The Government’s recent decision to delay the abolition of Section 21 no-fault evictions was, at least in part, due to the current problems with the courts.
There are proposals for a new digitised system, but few in the lettings industry expect improvements to be delivered anytime soon. Legitimate possession claims are taking an age to trundle through the clogged system, while troublesome tenants exploit the situation and heap more misery on landlords.
The Ministry of Justice says that the average time for repossession cases is 29 weeks. This exceeds legal guidelines, but the problem is not confined to delays in securing court hearings. Recent issues in the court-appointed bailiff system have exacerbated the problem. Sim Sekhon, Group MD of Legal for Landlords, believes that few outside the industry are aware of the scale of the problem and the challenges landlords face.
The company’s Eviction Services team is currently processing around 220 cases every month. When we asked how landlords felt about waiting 29 weeks for a resolution, we heard a rather hollow laugh. It appears that the average time masks a huge variation. Sekhon told us, “Some courts are simply failing those with legitimate claims. Nobody should be expected to endure the distress and financial losses these delays are causing.

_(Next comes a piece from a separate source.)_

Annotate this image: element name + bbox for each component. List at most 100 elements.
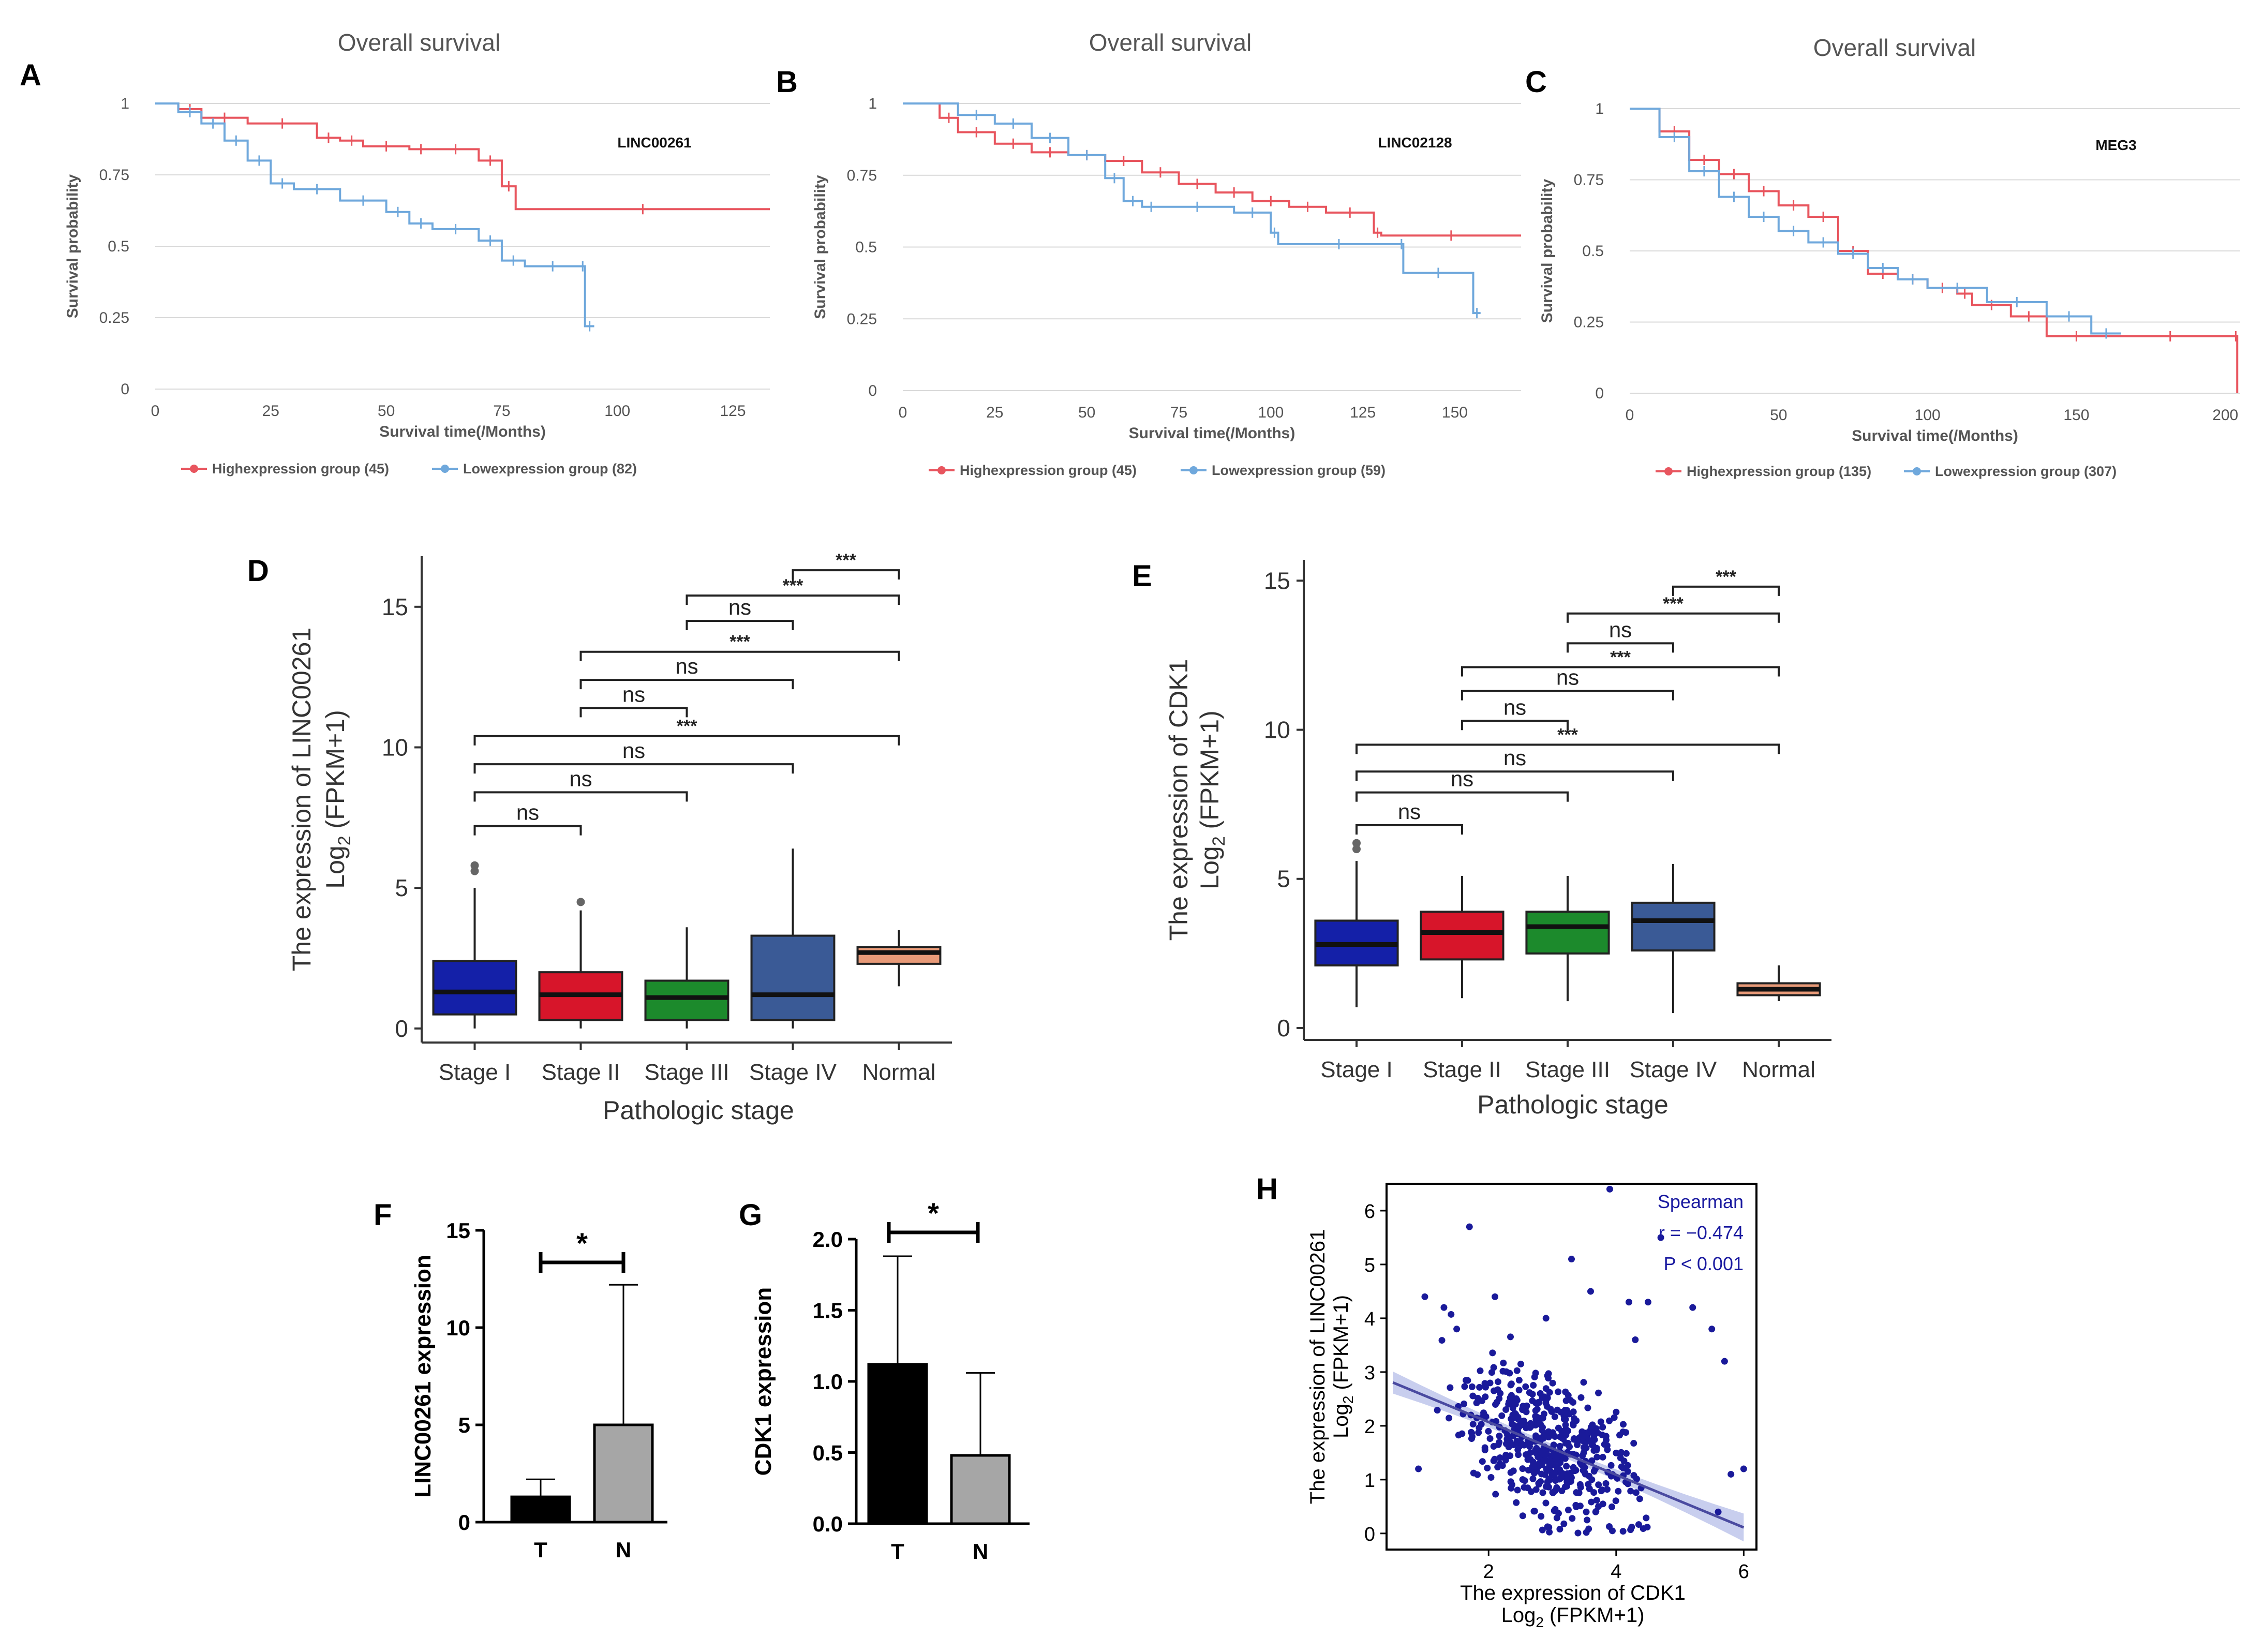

We asked for examples. Sekhon obliged, saying, “We learned about a case heard at Manchester County Court, involving a landlord currently resident in Singapore whose property is managed by a respected Manchester-based agent. The landlord has purchased flights to come over to the UK for the bailiff appointments on two occasions. Following rent arrears, a Section 8 Notice was issued 12 months ago.
“A possession order was granted, and a bailiff was appointed to attend in late March. The tenant bolted the doors and the 2bailiffs decided police presence was required. Another date was set for May.
The tenant applied for Breathing Space the day before the bailiffs were due. When this expired, the landlord applied for another bailiff appointment. It was set for September then cancelled because of the strike. The bailiffs were next due in October. The tenant applied to have the warrant suspended.
“The application was dismissed but it had prevented the bailiff’s action. Yet another bailiff appointment was made, this time for earlier this month. The tenant made another application to suspend the warrant, but they neither paid the court fee nor attended the hearing.
“The judge told the bailiff to go ahead. When they arrived at the property, the tenant advised they were in Breathing Space again. This current situation expires in mid-December.
“In a second case at Doncaster County Court, the eviction took 18 months, 2 weeks and 5 days. The original Section 8 notice was served in March 2022. The hearing date was set for August and then adjourned when the tenant claimed disrepair. They did not file any defence and a second hearing date was set for the end of October. Again, no defence was filed. The third hearing took place in
“February 2023 and possession was awarded. The process of appointing bailiffs commenced, and they were due to attend in early May, but the first tenant went into Breathing Space. A second appointment had to be cancelled as the second tenant went into Breathing Space. The third bailiff appointment in September 2023 finally secured the eviction.
“A third case involving Willesden County Court is expected to conclude in January 2024, taking a total of ten months – just to secure bailiff action. In this case, paperwork within the court was repeatedly misplaced.
“They couldn’t find a risk assessment. They lost the copy of the application for a bailiff on two occasions. Then they failed to pass the application to the bailiffs for four months. After that, they passed the file to Stratford Housing Centre – but couldn’t explain why. Following a complaint to the court, a bailiff appointment has finally been confirmed.
“Stratford Housing Centre is involved in a second case where a Section 8 notice was served in May 2022. It took five months for a hearing date to be set. Following a series of adjournments – at least one the result of the tenant’s stalling tactics – possession was awarded in October 2023. Now the wait for a confirmed bailiff appointment is underway. Already this case has taken over 18 months.
“The final example Sekhon described doesn’t have these extreme delays but does show a worrying reluctance of Romford County Court to support legitimate landlord claims. In this instance, the agent served notices in early June and a possession hearing was set for the end of the month.
“It was granted and applications were made to appoint a bailiff – a process delayed by errors in the possession order. Meanwhile, on two occasions, the tenant has applied to have the bailiff appointment suspended. The first time, the application was dismissed. The second, the tenant paid the arrears, and the judge promptly decided the bailiff appointment was no longer required and cancelled it. The landlord still does not have possession of his property.”
Sekhon added, “These may be some of the more extreme examples from our case book, but they illustrate fairly typical problems. The courts should protect the rights of all and respect valid claims, but in our experience, they are failing in their duty when it comes to landlords.”
“Digitisation has the potential to alleviate the pressure but it’s perhaps worth noting that The Law Society has surveyed its members and concluded that “The government’s digitisation of the courts is adding to the delays plaguing the civil court system and undermining people’s access to justice when they need it most.”